Между тем минуло мне шестнадцать лет. Тут судьба моя переменилась. Однажды осенью матушка варила в гостиной медовое варенье, а я, облизываясь, смотрел на кипучие пенки. Батюшка у окна читал Придворный календарь, ежегодно им получаемый. Эта книга имела всегда сильное на него влияние: никогда не перечитывал он ее без особенного участия, и чтение это производило в нем всегда удивительное волнение желчи. Матушка, знавшая наизусть все его свычаи и обычаи, всегда старалась засунуть несчастную книгу как можно подалее, и таким образом Придворный календарь не попадался ему на глаза иногда по целым месяцам. Зато, когда он случайно его находил, то, бывало, по целым часам не выпускал уж из своих рук. Итак, батюшка читал Придворный календарь, изредка пожимая плечами и повторяя вполголоса: «Генерал-поручик!.. Он у меня в роте был сержантом!.. Обоих российских орденов кавалер!.. А давно ли мы...»

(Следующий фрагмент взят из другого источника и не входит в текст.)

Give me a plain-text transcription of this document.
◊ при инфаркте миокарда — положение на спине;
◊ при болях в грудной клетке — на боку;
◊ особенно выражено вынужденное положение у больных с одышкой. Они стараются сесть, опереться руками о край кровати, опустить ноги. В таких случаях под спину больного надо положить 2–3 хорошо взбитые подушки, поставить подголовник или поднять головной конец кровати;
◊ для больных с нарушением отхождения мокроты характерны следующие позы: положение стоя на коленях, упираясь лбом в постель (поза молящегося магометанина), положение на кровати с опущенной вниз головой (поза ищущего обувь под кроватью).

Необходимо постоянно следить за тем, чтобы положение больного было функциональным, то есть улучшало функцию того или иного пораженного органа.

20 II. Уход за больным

Наконец батюшка швырнул календарь на диван и погрузился в задумчивость, не предвещавшую ничего доброго. Вдруг он обратился к матушке: «Авдотья Васильевна, а сколько лет Петруше?» — Да вот пошел семнадцатый годок, — отвечала матушка. — Петруша родился в тот самый год, как окривела тетушка Настасья Гарасимовна, и когда еще... «Добро, — прервал батюшка, — пора его в службу. Полно ему бегать по девичьим да лазить на голубятни». Мысль о скорой разлуке со мною так поразила матушку, что она уронила ложку в кастрюльку, и слезы потекли по ее лицу. Напротив того, трудно описать мое восхищение. Мысль о службе сливалась во мне с мыслями о свободе, об удовольствиях петербургской жизни. Я воображал себя офицером гвардии, что, по мнению моему, было верхом благополучия человеческого. Батюшка не любил ни переменять свои намерения, ни откладывать их исполнение. День отъезду моему был назначен. Накануне батюшка объявил, что намерен писать со мною к будущему моему начальнику, и потребовал пера и бумаги.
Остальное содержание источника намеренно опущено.